Kee Avil

Spine

The latest from Kee Avil finds the Montréal producer exploring wide open spaces, decorating them with closely-miked field recordings and breathily diaristic recantations, finds Jon Buckland

Within Spine’s forty minute run-time, Kee Avil scampers across myriad references points from a broad array of modern musical masters. There’s the quiet exploration of Keeley Forsyth, Coil’s unsettling esotericism, and Lucrecia Dalt’s sensuality. We get creaking sounds akin to Gazelle Twin’s straining electronics, the delicate leanings of HTRK, Ronce-like ASMR, elements of Björk’s vulnerability, and, impressively, she hops between these various styles and approaches, whilst restricting herself to just four sound sources per song.

The hypnotic, droning guitar of album opener ‘Felt’ is played in an almost percussive manner. In a way where tone, tempo, and feeling are more important than precision. It’s reminiscent, in that respect, to Richard Dawson’s fretboard work on Nothing Important. It’s folk music within its own tradition. An expressive melding of voice and guitar.

Spine simmers, sashaying close to eruption and, whilst the sounds may alter track to track – there’s squelching, rummaging, foley recordings, digital drums, burning distortion clouds, pulsing bass, and vibrating notes fizzing against one another – the ever-present backbone of the album, linking all the pieces together, is Avil’s voice.

Her vocals bring forth further Gazelle Twin comparisons but, where Elizabeth Bernholz might let rip with a scream that could curdle tears, Avil is more reserved. There is power behind her outpourings, yet these are rarely emitted with full blown gusto. It feels, instead, like she is holding back. Keeping something for herself as she twists and twirls in her softly restrained style. A style that encourages her listeners to lean in, to listen closer.

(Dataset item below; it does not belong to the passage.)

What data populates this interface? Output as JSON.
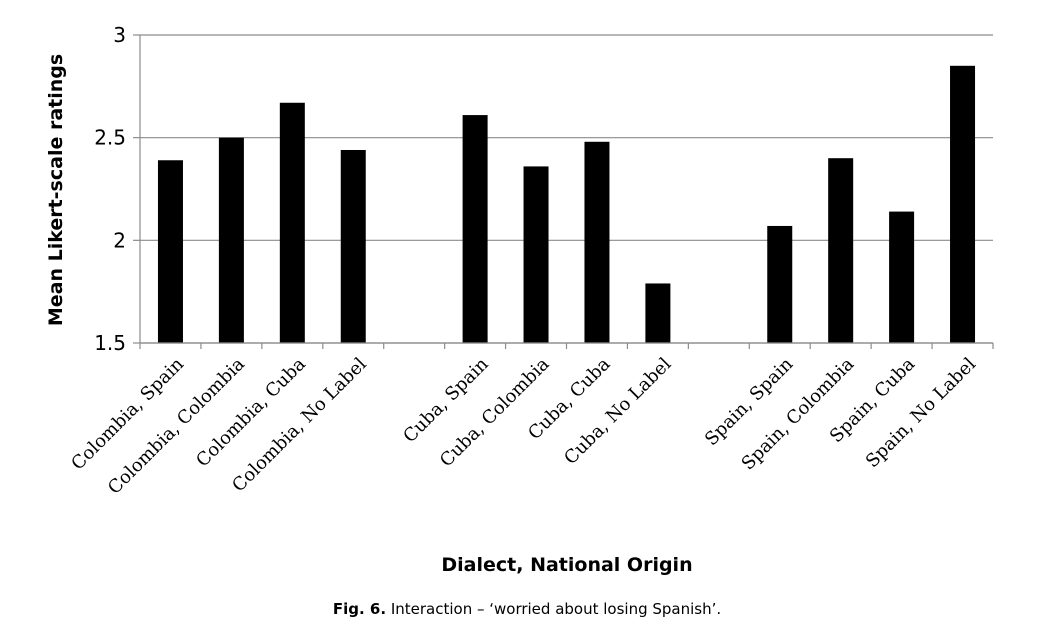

Penultimate track ‘under’ finds her voice reduced to little more than air scraping through her larynx and there’s a fragile intimacy to the refrain of ‘do this again’: “You swore we’d never do this again and again and again”. It’s sultry regret, riding a tense rising cadence that grows increasingly frantic to meet the rhythm of her vocal’s plosives. On ‘the iris dry’ she whispers, “a truth so great my mind’s eye cries”, the words drooling out as if from a chemically nodding head. Sounds worm around like squeezed gel. It’s an inviting tapestry that sounds enticing from speakers and even more fascinating through headphones.

With cans strapped to your ears, you feel as if you’ve been allowed a clandestine peek into Avil’s private journal but the ambiguous way she writes only compounds the uncertainty, spreading further clouds of mystery out across those vast, sonically-sparkling vistas.